One of the people killed or the victim of this attack who died was an American tourist, at least ten others were injured. Police say the attacker was shot and killed after they approached him along the street.
They say he's a 22-year-old from a Palestinian town in the northern west bank. As far as we know from police, this wasn't intended as an attack towards bidden although he was very close by.
Jim, as far as we know, this has not changed Biden's plans here in Israel, though, he did condemn it in no uncertain terms.
SCIUTTO: Oren Liebermann there in Tel Aviv on the sea. Now back to our Super Tuesday II coverage. I want to go back to my panel for some final thoughts. Mary Katharine, four big states, what do you predict tonight?
MARY KATHERINE HAM, CNN POLITICAL COMMENTATOR: Let me argue for chaos over clarity. I think you have Trump in a solid position, if he drops one of these open primaries, Mississippi or Michigan, it's trouble for him.
Cruz will be arguing he's a strong second here. If he wins one, it's a bonus. Rubio, if he has any bright spots will come outside the prime time news cycle just as Puerto Rico and Minnesota did for him.
And Kasich, all along, has not need much of a rational other than bravehearting it all the way to Ohio. We're going to next Tuesday before we get much more clarity out of this.
SCIUTTO: Chaos over clarity, Peter Beinart?
BEINART: I think we'll find out whether Ted Cruz is a national candidate or regional candidate. He has to show in Michigan that he can do well in a state that doesn't have a lot of Evangelicals.
Yes, he did well in Maine but that was a little bit unusual. He wanted to show it's a two-person race. Find out what this is a two- person race. We don't have that many states left in the south.
So he's going to have to show that he can really start to establish himself as the alternative to Trump even outside Evangelical states.
SCIUTTO: David Gergen, you've advised a couple of presidents, as I remember. Final thoughts for tonight.
GERGEN: I'm watching two things. One is can Trump succeed in an industrial state because this race is moving in that direction? And secondly, how close can John Kasich come? I think John Kasich could become the one man who can actually derail Trump. If he beats him in Ohio, I think that wheels start coming off.
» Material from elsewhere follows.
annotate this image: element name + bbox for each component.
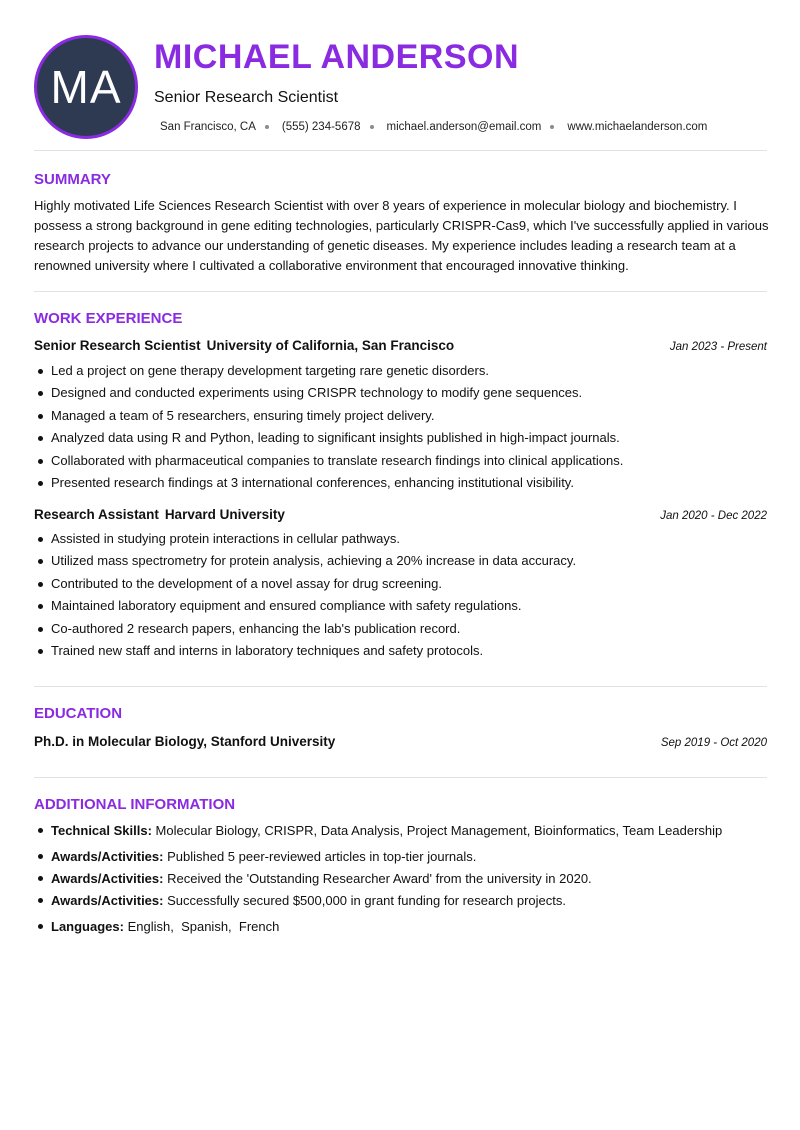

[16:55:09] HENDERSON: Yes, I think that's right. They're looking, if they can, for instance, beat Rubio, in some ways, they get bragging rights and they can claim that they can do what Rubio couldn't do. All of this sets up a high stakes for tomorrow night's debate between Bernie Sanders and Hillary Clinton and also Thursday's debate between the Republicans.
SCIUTTO: Thanks to the panel. You're going to be seeing a lot more of these folks all through tonight going very late. The first -- the final hours of voting Super Tuesday under way right now. First exit polls now just moments away. We will be right back.
SCIUTTO: For THE LEAD today, I'm Jim Sciutto. A special edition of "THE SITUATION ROOM" with Wolf Blitzer and Anderson Cooper starts right now.
WOLF BLITZER, CNN ANCHOR: Happening now, Super Tuesday, 2.0, voters have their say in states. They could say a lot about where the entire race goes from here.